Viajar, é ver o nosso mundo inscrito noutros mundos. É como se uma onda gigante inundasse o convés o barco onde, através de um telescópio, observávamos o mundo e, depois de um momento de quase afogamento, vissemos com clareza, sem que um véu de vidro nos ofuscasse a vista. Para ver em claro, é preciso viajar. Ser viajante é mudar a perspectiva, é por-se na linha da frente de batalha, é expor-se ao desconhecido. É encarar a nossa pequenez com desprendimento, é entender que cada viagem é uma oportunidade de mudança, é perder a ingenuidade sem abdicar da transparência.
 
Eu pertenço aos agricultores deste mundo. Gosto de semear, de cuidar, de ver crescer. Tenho a força para aceitar que nem sempre há colheita, que há forças que não podem ser contrariadas. Tenho a perseverança para tentar uma e outra vez, porque assim é a minha natureza. Mas a maior parte do tempo, suspiro por florestas escuras, pelo prazer do risco, pela sedução do perigo. Viajo porque é visceral o gosto pelo inesperado, é excitante e vivificante.
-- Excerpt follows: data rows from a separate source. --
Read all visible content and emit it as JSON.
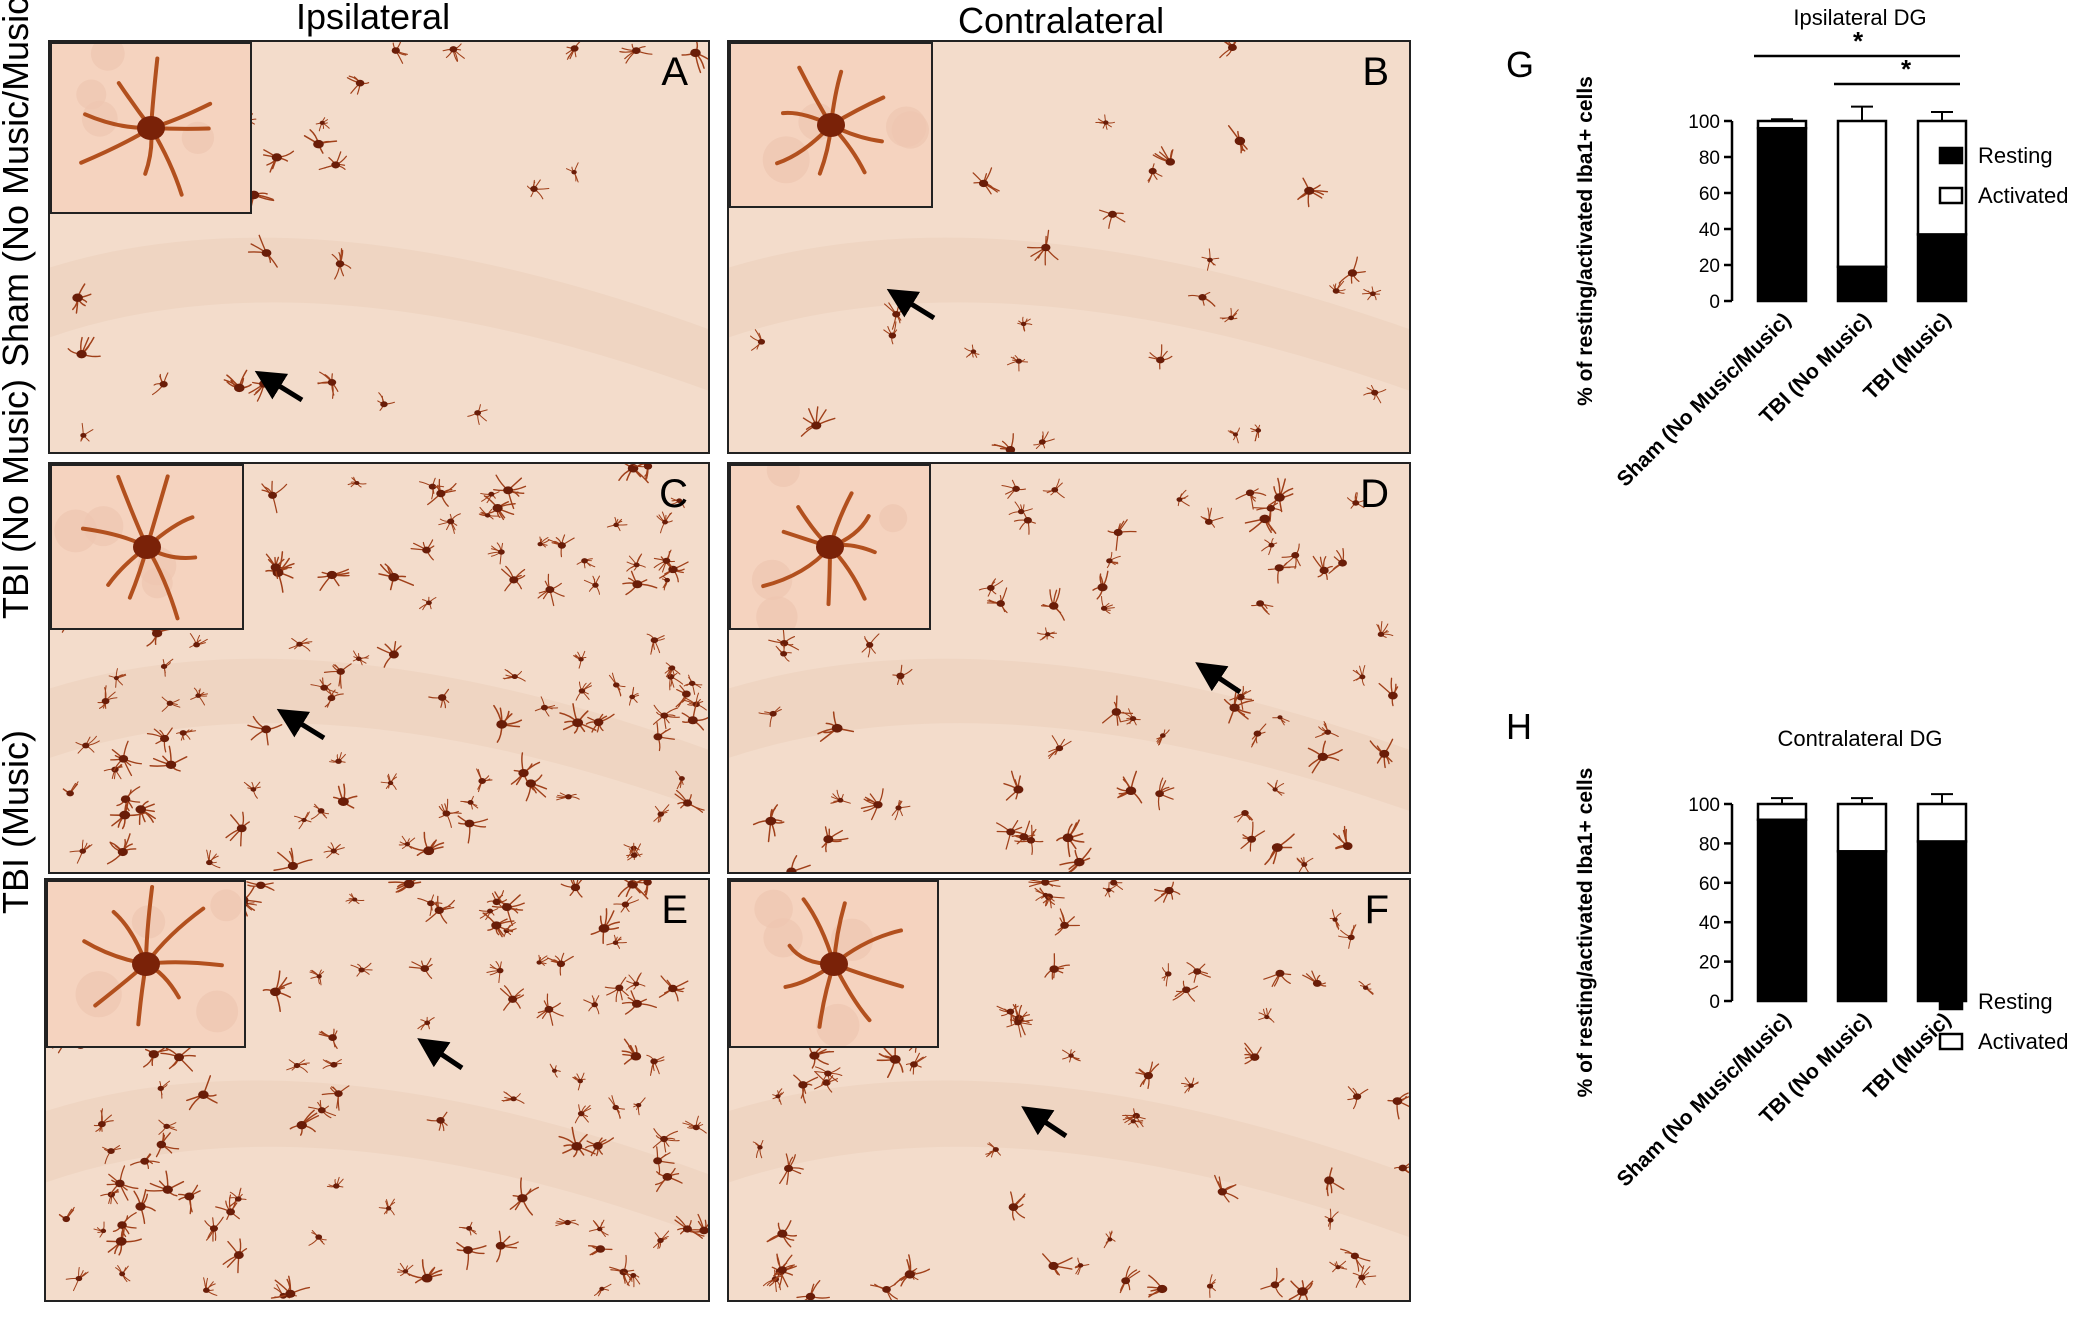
{
  "columns": [
    "Ipsilateral",
    "Contralateral"
  ],
  "rows": [
    "Sham (No Music/Music)",
    "TBI (No Music)",
    "TBI (Music)"
  ],
  "panels": [
    "A",
    "B",
    "C",
    "D",
    "E",
    "F"
  ],
  "colors": {
    "tissue_bg": "#f3dccb",
    "cell": "#a0401a",
    "cell_dark": "#6a1d08",
    "inset_bg": "#f5d3bf"
  },
  "chart_data": [
    {
      "panel": "G",
      "type": "bar",
      "stacked": true,
      "title": "Ipsilateral DG",
      "ylabel": "% of resting/activated Iba1+ cells",
      "categories": [
        "Sham (No Music/Music)",
        "TBI (No Music)",
        "TBI (Music)"
      ],
      "series": [
        {
          "name": "Resting",
          "color": "#000000",
          "values": [
            96,
            19,
            37
          ],
          "errors": [
            2,
            8,
            5
          ]
        },
        {
          "name": "Activated",
          "color": "#ffffff",
          "values": [
            4,
            81,
            63
          ],
          "errors": [
            1,
            8,
            5
          ]
        }
      ],
      "ylim": [
        0,
        100
      ],
      "yticks": [
        0,
        20,
        40,
        60,
        80,
        100
      ],
      "significance": [
        {
          "from": 0,
          "to": 2,
          "label": "*"
        },
        {
          "from": 1,
          "to": 2,
          "label": "*"
        }
      ],
      "legend": "right"
    },
    {
      "panel": "H",
      "type": "bar",
      "stacked": true,
      "title": "Contralateral DG",
      "ylabel": "% of resting/activated Iba1+ cells",
      "categories": [
        "Sham (No Music/Music)",
        "TBI (No Music)",
        "TBI (Music)"
      ],
      "series": [
        {
          "name": "Resting",
          "color": "#000000",
          "values": [
            92,
            76,
            81
          ],
          "errors": [
            2,
            3,
            5
          ]
        },
        {
          "name": "Activated",
          "color": "#ffffff",
          "values": [
            8,
            24,
            19
          ],
          "errors": [
            3,
            3,
            5
          ]
        }
      ],
      "ylim": [
        0,
        100
      ],
      "yticks": [
        0,
        20,
        40,
        60,
        80,
        100
      ],
      "significance": [],
      "legend": "right"
    }
  ]
}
Mas, para a minha alma expectante,  o melhor de viajar é sentir que há um lugar que nosso a que podemos voltar, não obstante a sua pequenez e insignificância. Há um lugar de cheiros almiscarados, de arestas de pedra que emanam um certo calor conhecido, o prazer de ver que há um pouco de nós impresso em cada árvore, em cada som, numa cama com lençois lavados. Aqui é a nossa casa. Regressar a casa é sentir que não há vergonha, não há distância, não há desejo. Aqui tudo é seguro e tranquilo. Aqui não há lobos.
 
 
 
 
 
 

quarta-feira, 3 de outubro de 2012

Metamorfose adiada

Vargas Llosa dizia que a música ajuda a entender as verdades amargas. É bem verdade. Eu queria ouvir uma música e deixar-me ir nela, abandonando-me ao sentimento que nela perspassa. Queria um desprendimento do corpo, uma certa transparência de alma. Talvez esta dor recente, não seja a tristeza dos dias, destes dias de sonhos vencidos, de violência, de insanidade colectiva, talvez seja um sintoma de uma alma que pesa com o peso do tempo que não muda. Talvez esta tristeza seja uma pele velha e caduca, que se retesa como couro ressequido ao sol, mas não se rompe.

Esta deriva sobre a tristeza, esta demanda em persegui-la, em aprisionar-lhe o sentido, talvez seja a forma errada de combatê-la. Não será até o combate a verdadeira cura. Tenho de deitar-me com esta tristeza, contemplar o seu corpo, deleitar-me com a sua argúcia, teimosia, paciência. Deixá-la reinar sem amarguras, sem revoltas. É o tempo dela, será companheira natural. Tentar não fazer da tristeza o meu carrasco, deixá-la instalar-se devagarinho. E, quando chegar a hora, estar preparada para a deixar partir...




Telescópio

A luz que nos permite ver, demora sempre um tempo a atingir a nossa retina. Tudo que vemos é passado. O presente só existe de olhos fechados. Só vemos a verdade quando nos tornamos cegos. O sentir é a verdadeira visão, é o que nos permite ver outro tempo que não o passado. Sentir é a única forma de viver no presente e de pressentir o futuro.

Quanto mais se recua no passado, mais opaco se torna o universo. Além de um certo limite, a luz já não consegue alcançar-nos.